Desde el punto de vista económico, recordemos brevemente el contexto en que se adoptó esta medida en 2009. La explosión de la convertibilidad llevó los indicadores sociales a guarismos nunca antes registrados en la Argentina: más del 50% de la población con problemas laborales, casi el 60% de la población bajo la línea de pobreza y más del 25% de indigencia. El crecimiento sostenido desde 2003 generó un efecto inclusivo muy significativo, con creación de empleo y recuperación del salario real, pero persistían factores estructurales que mantenían la pobreza, la indigencia y la desigualdad en niveles altos. En ese contexto se gestó la iniciativa de una medida que significará una transformación sustantiva y rápida en la distribución del ingreso en la Argentina. El efecto de la AUH es en este sentido impactante. Las mediciones demuestran una gran reducción de los niveles de indigencia (entre un 55 y un 70%), que se sitúan hoy en los niveles más bajos de la historia económica argentina. Además se generó un efecto de disminución de la desigualdad, resituando a nuestro país entre los de mejor distribución de América Latina. Y, por último, se redujeron los niveles de pobreza, aunque en menor medida.

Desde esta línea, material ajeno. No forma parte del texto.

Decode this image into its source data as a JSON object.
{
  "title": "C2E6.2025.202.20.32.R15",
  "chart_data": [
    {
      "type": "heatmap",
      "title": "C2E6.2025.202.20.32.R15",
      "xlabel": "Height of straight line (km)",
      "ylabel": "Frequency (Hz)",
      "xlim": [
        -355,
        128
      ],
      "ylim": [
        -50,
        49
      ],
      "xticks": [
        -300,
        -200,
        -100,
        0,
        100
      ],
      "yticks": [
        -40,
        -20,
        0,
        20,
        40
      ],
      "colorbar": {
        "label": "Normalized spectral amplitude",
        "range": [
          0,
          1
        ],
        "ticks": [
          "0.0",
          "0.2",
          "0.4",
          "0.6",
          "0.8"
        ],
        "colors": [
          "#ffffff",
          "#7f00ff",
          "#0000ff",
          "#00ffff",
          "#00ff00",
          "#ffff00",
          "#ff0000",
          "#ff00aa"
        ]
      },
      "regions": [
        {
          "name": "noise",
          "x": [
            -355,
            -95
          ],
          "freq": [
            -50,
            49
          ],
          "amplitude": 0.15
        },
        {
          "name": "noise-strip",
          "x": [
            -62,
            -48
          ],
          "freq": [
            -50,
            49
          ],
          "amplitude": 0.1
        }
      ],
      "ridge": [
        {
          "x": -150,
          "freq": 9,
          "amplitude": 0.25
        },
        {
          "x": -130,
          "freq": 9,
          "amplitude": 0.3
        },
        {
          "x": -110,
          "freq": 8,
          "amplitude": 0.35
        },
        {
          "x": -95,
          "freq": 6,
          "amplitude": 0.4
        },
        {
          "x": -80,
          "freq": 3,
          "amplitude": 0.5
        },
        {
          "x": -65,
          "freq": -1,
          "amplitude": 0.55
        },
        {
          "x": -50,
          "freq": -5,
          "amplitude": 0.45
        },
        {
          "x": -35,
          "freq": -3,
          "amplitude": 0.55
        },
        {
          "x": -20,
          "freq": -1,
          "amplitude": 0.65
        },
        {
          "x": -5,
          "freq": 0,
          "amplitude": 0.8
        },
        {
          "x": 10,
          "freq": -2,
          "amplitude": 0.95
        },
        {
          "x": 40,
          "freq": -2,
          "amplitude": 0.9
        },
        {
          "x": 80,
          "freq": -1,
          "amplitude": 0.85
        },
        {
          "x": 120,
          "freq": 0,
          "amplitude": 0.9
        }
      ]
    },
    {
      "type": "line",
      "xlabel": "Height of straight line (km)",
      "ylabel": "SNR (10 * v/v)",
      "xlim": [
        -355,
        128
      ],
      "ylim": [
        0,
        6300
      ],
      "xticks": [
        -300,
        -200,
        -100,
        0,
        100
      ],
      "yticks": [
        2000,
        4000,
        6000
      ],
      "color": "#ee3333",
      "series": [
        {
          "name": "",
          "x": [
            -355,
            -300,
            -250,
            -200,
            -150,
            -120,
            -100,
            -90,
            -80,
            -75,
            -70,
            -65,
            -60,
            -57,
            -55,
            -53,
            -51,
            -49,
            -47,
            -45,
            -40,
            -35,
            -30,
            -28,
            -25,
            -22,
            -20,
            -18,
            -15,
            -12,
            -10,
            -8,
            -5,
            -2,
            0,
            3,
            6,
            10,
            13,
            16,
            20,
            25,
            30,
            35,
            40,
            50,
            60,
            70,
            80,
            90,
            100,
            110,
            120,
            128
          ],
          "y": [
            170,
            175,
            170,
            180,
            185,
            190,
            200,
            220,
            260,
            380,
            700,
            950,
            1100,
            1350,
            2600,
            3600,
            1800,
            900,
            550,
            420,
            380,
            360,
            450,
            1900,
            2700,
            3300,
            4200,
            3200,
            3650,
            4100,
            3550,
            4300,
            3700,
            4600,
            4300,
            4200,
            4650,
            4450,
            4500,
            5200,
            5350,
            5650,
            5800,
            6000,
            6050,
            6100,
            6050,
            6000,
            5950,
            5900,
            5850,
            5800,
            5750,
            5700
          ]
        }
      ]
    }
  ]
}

Esta herramienta estructural -sumada a la ampliación de la cobertura previsional y a otras medidas inclusivas- genera además un efecto de estimulación de las demandas locales y, con ello de la sustentabilidad del crecimiento argentino, ya que lógicamente la población beneficiaria destina la totalidad de lo que percibe al consumo en las zonas en que vive. Y para terminar, el impacto generado por la AUH sobre el presentismo escolar, el aumento de la matrícula, la tasa de retención y la disminución de la repitencia coadyuvan a mejorar la inserción futura de estos más de tres millones y medio de niños. En este sentido, la articulación de la política de ingresos con la dimensión educativa es otro aspecto que refleja una decisión de fondo en la construcción de un país para todos.
(*) Vicedecano de la Facultad de Economía de la UNCo.